When Cardinal would start talking about his ideas, Shields would be mesmerized. Then he'd have to perk up and remember the costs.
Cardinal's ideas and design “just blew my mind,” Shields said.
There were some objections to the idea of building St. Albert Place, Shields said, but they sold it to the community by explaining what would be involved. There was even a Friends of St. Albert Place Society that raised money for the project, like a brick-buying fundraiser.
Cardinal fondly recalled working with all the different user groups, noting local citizens were very involved in the project.
“My job was just to bring their vision into reality,” Cardinal said.
Annexation by Edmonton was a threat at the time, and he remembers how hard St. Albert fought to keep its own identity.
“I thought that people had great civic pride and great civic commitment,” he said.
Technology played a large part in Cardinal's design.
“It was the first building anywhere to be all done on the computer,” he said.
He went to Texas to get the software programmed.
“They programmed the computer software for me to be able to develop my buildings very organically on the computer and to be able to automatically dimension them within 10 decimal places,” he said.
Cardinal's hardware was a Hewlett-Packard machine “the size of a fridge” that had to be kept in an air conditioned room. It had a capacity of 512 kilobytes.
He said the technology he employed in designing St. Albert Place was a factor in the commission to design the Museum of Civilization – recently renamed the Canadian Museum of History – from the federal government.

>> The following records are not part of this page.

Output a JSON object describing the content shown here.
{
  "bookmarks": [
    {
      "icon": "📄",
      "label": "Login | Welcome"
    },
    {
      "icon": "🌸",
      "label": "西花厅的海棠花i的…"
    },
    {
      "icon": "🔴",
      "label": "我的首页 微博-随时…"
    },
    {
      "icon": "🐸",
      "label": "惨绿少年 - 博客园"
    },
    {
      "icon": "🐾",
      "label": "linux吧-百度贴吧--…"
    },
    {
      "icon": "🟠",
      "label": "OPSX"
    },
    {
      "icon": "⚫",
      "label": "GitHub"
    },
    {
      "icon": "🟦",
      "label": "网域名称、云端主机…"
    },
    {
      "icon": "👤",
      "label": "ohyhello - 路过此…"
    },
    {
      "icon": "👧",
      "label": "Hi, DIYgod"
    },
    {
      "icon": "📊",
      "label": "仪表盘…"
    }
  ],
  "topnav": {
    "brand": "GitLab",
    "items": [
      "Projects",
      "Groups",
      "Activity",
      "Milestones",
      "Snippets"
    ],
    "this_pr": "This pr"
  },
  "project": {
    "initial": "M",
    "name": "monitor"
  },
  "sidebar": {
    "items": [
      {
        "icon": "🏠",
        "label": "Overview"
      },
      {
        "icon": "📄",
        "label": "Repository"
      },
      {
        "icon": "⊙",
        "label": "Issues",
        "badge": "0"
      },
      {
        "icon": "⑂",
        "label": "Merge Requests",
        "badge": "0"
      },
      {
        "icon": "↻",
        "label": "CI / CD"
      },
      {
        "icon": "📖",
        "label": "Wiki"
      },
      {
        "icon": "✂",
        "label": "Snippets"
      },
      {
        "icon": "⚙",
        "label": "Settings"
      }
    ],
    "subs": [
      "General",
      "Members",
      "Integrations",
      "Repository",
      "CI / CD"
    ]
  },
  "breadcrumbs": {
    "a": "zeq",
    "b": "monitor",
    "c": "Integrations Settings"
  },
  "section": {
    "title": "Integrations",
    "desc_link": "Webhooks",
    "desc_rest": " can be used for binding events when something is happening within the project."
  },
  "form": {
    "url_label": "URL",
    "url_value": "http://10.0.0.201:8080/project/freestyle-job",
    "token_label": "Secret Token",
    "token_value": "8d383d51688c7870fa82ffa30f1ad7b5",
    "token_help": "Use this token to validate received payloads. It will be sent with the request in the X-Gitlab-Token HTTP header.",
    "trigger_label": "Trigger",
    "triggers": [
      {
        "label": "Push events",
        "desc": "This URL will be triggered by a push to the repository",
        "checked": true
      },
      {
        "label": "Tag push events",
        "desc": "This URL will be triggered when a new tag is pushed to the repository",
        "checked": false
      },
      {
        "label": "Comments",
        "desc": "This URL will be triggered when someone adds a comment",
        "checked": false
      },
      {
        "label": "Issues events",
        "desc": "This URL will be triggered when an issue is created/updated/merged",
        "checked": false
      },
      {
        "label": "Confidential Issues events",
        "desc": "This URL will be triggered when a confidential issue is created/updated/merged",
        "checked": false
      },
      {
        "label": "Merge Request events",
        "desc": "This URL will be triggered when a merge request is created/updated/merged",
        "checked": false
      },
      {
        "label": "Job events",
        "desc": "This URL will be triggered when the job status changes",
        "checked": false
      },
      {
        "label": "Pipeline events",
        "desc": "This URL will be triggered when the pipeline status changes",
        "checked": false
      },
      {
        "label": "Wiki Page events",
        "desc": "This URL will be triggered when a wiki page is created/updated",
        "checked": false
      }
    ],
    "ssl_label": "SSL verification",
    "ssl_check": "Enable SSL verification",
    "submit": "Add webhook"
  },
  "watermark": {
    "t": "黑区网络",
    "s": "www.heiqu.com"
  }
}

Mayor Nolan Crouse said the decision to name the east boardroom after Cardinal goes back about a year, when room name changes were being considered and staff came up with a list of potential names.
“It was really just intended to respect the history,” Crouse said, noting he spoke with Cardinal to make sure he'd be OK with having the room named after him.
The east boardroom – soon to be the Douglas Cardinal Boardroom – isn't the only room being named after the famous architect.
Cardinal noted that the Canadian Museum of History recently named one of its permanent spaces after him. The performing arts centre in Grande Prairie also bears his name.
The east boardroom now has some historical information on its walls, including a writeup on Cardinal as they prepare to change the room's name.